だが・・・彼女がこれ以上辛い思いをすることが正しいとは思えなかった。

だが、ここで彼らを責めるわけにはいかない、でも、何とかしなければ、と俺は考えていた。

その時、後ろから声をかけられた。

「やあ」

彼女の目が大きく見開かれる。俺が振り返ると、そこにいたのは花沢類だった。

「ひさしぶりだね」

類は何事もなかったかのように彼女に話かけている。俺も彼女も戸惑っていた。

「―――花沢・・・くん?」

「元気にしてた?」

「―――うん」

類くんは過去に何もなかったかのように、彼女に接していた。実際、彼は彼女を傷つけたわけじゃない。

親友のために怒っていたのだ。彼はつくしさんを愛していた。

だから、つくしさんを苦しめたことが許せなかったようだ。

つくしさんが幸せを見つけ、実際に幸福な生活を送っていることで彼女を許すことができたのかもしれない。

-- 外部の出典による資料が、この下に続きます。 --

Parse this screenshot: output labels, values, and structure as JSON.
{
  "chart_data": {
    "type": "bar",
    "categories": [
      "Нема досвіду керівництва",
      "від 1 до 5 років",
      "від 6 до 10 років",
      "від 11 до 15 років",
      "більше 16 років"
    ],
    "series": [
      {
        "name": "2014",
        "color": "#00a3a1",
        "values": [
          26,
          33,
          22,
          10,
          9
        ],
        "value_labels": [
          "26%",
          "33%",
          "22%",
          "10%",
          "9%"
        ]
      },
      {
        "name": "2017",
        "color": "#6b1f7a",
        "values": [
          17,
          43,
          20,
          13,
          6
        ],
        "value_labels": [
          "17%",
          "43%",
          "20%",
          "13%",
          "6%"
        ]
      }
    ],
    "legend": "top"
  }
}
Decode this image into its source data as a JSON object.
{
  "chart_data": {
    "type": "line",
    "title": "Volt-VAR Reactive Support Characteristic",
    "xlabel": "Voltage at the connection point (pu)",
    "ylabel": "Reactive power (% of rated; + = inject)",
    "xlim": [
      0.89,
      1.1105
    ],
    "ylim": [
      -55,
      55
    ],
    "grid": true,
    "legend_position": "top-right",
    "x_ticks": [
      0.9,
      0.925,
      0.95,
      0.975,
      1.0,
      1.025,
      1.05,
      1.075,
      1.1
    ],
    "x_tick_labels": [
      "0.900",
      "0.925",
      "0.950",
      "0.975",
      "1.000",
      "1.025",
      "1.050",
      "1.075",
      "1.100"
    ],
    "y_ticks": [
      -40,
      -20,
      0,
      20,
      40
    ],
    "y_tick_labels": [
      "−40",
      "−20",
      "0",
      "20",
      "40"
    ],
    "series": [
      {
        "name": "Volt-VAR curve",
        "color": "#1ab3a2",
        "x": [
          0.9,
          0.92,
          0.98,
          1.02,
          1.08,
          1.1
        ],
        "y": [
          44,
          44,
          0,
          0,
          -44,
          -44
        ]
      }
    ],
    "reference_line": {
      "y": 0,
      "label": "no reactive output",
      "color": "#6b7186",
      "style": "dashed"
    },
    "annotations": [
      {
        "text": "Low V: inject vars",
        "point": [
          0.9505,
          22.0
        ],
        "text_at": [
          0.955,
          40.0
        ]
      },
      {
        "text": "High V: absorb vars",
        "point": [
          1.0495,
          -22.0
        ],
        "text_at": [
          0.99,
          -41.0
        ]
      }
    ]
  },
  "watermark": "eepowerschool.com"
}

こうして、かつての親友に話しかけてもらうことは彼女にとって大事なことだった。

俺は黙ってその場を離れた。彼は絶対に傷つけることはしない、そう確信があった。




俺は葬儀が終わったころ、司くんに兄の伝言を伝えた。これから先は彼しだいだ。

俺にはどうすることもできない。斎場に戻ると、滋さんが立っていた。

「煬介さん・・・」

「花沢くんとの話はどうだった?」

俺がそう訪ねると、彼女は嬉しそうに答えた。

「みんな、許してくれたのかな・・・?少しだけど、西門さんや美作さんとも話せた。桜子も・・・とても嬉しかった。」

本当に嬉しそうだった。たぶん、俺が今までに見た彼女の笑顔は最高のものではなかったのだろう。

この笑顔を見れば、それがよくわかる。

「良かったな」

「うん・・・煬介さん・・・ありがとう」

恥ずかしそうに感謝の言葉を述べる彼女が愛しかった。俺は感謝されるようなことは何もしていない。

「―――滋さん、司くんのことはもうふっ切れた?」

「・・・うん、前にも言ったけど・・・最後はもう愛情じゃなかった、ただの執着。

司とは話せなかったけど、もしも話せるなら謝りたいし、普通に話すこともできると思う。」

「そうか・・・」

彼女が司くんの呪縛・・・自分で自分を縛り付けていた鎖から逃れたことが単純に嬉しい。

心の底から湧き上がる喜びに俺は悟った。

俺は―――彼女を愛しているんだ―――

そう、いつのまにか・・・彼女を愛していた。俺はきっと、これからもカナダの彼女の元を訪れるだろう。

そして・・・近い将来、彼女にプロポーズをするに違いない。

本当に気がつかなかった。いつのまにか俺は彼女に囚われていた。